I’ve been told a number of times by those who have led me through tests based on the Myers-Briggs Temperament Indicator that I’m an INFP.
I’ve read that the NF temperament group represents about 21% of the population (and INFPs make up only 4%), but makes up an enormous percentage of those who go away on silent retreats and quiet days. It also represents (I don’t remember the exact figure) a fairly large percentage of Anglican priests, at least in Canada and the USA.
The reasons aren’t hard to find. We INFPs like prayer and ‘spirituality’ and are comfortable in reflection and self-examination. We are idealists who want to make the world a better place and who want to live in harmony with our own inner values. We have a high regard for individual integrity and place a premium on good harmonious relationships. We like helping other people and we tend to get a lot of our self-worth out of the good opinion of other people as well. We’re not good detail people – we’re more attuned to the ‘big picture’ – and we’re more comfortable with symbol and mystery than reason and logic. And we tend to make our decisions based on what feels right to us rather than on any external moral code.
Our strengths include our aptitude for self-examination and self-knowledge, our sense of justice, our desire to live in conformity with our own inner values, and our natural sympathy for others, especially the suffering and marginalised.

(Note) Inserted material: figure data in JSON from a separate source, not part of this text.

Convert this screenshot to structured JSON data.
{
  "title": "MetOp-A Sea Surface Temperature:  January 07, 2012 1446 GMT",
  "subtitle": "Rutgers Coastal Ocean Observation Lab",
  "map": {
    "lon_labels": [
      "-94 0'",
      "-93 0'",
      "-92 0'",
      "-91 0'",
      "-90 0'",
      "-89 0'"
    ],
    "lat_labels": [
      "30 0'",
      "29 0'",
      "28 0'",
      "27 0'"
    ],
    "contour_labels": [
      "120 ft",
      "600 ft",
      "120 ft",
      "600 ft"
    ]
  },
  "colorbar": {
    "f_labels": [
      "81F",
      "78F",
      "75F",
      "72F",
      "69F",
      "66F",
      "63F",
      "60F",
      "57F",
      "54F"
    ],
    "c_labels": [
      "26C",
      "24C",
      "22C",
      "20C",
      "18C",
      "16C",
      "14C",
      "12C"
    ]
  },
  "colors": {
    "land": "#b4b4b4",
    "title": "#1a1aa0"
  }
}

Our weaknesses include our limitless capacity for self-absorption and our tendency to miss the details of the outer world that are obvious to the other 79% (take it from me, we NFs are never more true to ourselves than when we are living inside our own heads. Just having to come out into the outer world is a compromise!).
We NF clergy tend to gravitate naturally toward individuals in our parishes who share our temperament – we sense that they are ‘kindred spirits’ – and if we aren’t careful we find ourselves spending inordinate amounts of time with those folks and neglecting the rest.
And – remember this – we represent about 21% of the population as a whole.
This isn’t a problem when we remember that we are a minority, and do our best to stretch our ministries to serve the other 79% as well. If we’re wise, we gather leadership teams made up of people of other temperaments: good detail people, practical builders, people who can make plans and work them, people who respond to reason and logic and who notice when light bulbs are burned out and snow needs shovelling. And we prepare our sermons and carry out our ministries with an eye to nourishing people of all temperaments.
Sometimes, however (I say this as one who has often failed in this regard), this doesn’t happen. Sometimes all that’s going on in our INFP churches (because that’s what they become) is activities and ministries that nurture people’s deep inner spiritual journeys. And those who need order and tradition, or those who love logical thinking, or those who ‘think with their hands’ (to use Margaret Craven’s memorable phrase) with hammer and nails and two by fours, or those who struggle with private prayer and find prayer with others much more natural, or those who want to do evangelism or actually organise an effective social justice program that works well – those folks shrivel up and die, because the church isn’t doing anything to guide them in pathways of spiritual growth that are natural to them.
The Anglican Church of Canada sets a high priority, it seems to me, on being an ‘inclusive’ church in which everyone can feel welcome and no-one should be left out or marginalised. And yet it seems very clear to me that it is INFP spirituality that tends to be given pride of place in our church. Often, our clergy just do not know how to act as spiritual mentors for people of other temperaments. And our diocesan leadership, often, is not much better. Just look at how many dioceses offer their clergy, as the one mandated form of spiritual renewal per year, a silent retreat. Remember – 21% are NFs. My observation is that this is approximately the percentage of attendees at clergy retreats who actually observe the rule of silence. The rest, at some point, slip off to find someone to talk to.
Some say that it is unrealistic for us to try to be a church for everyone; NFs need a church too, and maybe that’s our Anglican vocation, to be a safe place for these idealistic and sensitive souls. To which I reply firstly, fair enough, but then let’s stop talking about being inclusive when we have no intention of making allowances for the other 79%. And secondly, this is not the historic Anglican vision. The Church of England, from which we spring, saw itself as the Church for all the people of England. The 16th century Elizabethan Settlement aimed at bringing as wide a percentage of the population as possible into the national Church.
I think the Anglican way of following Jesus actually has a lot to offer people of all temperaments. Our balance of Word and Sacrament appeals to people who like logic and people who like symbol. Our missionary tradition and our strong support for social justice appeal to people who believe in evangelism and also to people who believe in political action and making the world a better place. Our balance of common, ordered prayer and respect for the contemplative life appeals to both extraverts and introverts.
I want the Anglican church to reach out to everyone, not just the 21% of the population who happen to be NFs. And I think a good first step would be for those of us who are in leadership to recognise and acknowledge the problem and ask for help – from people of all temperaments – to build a church that is truly inclusive of all.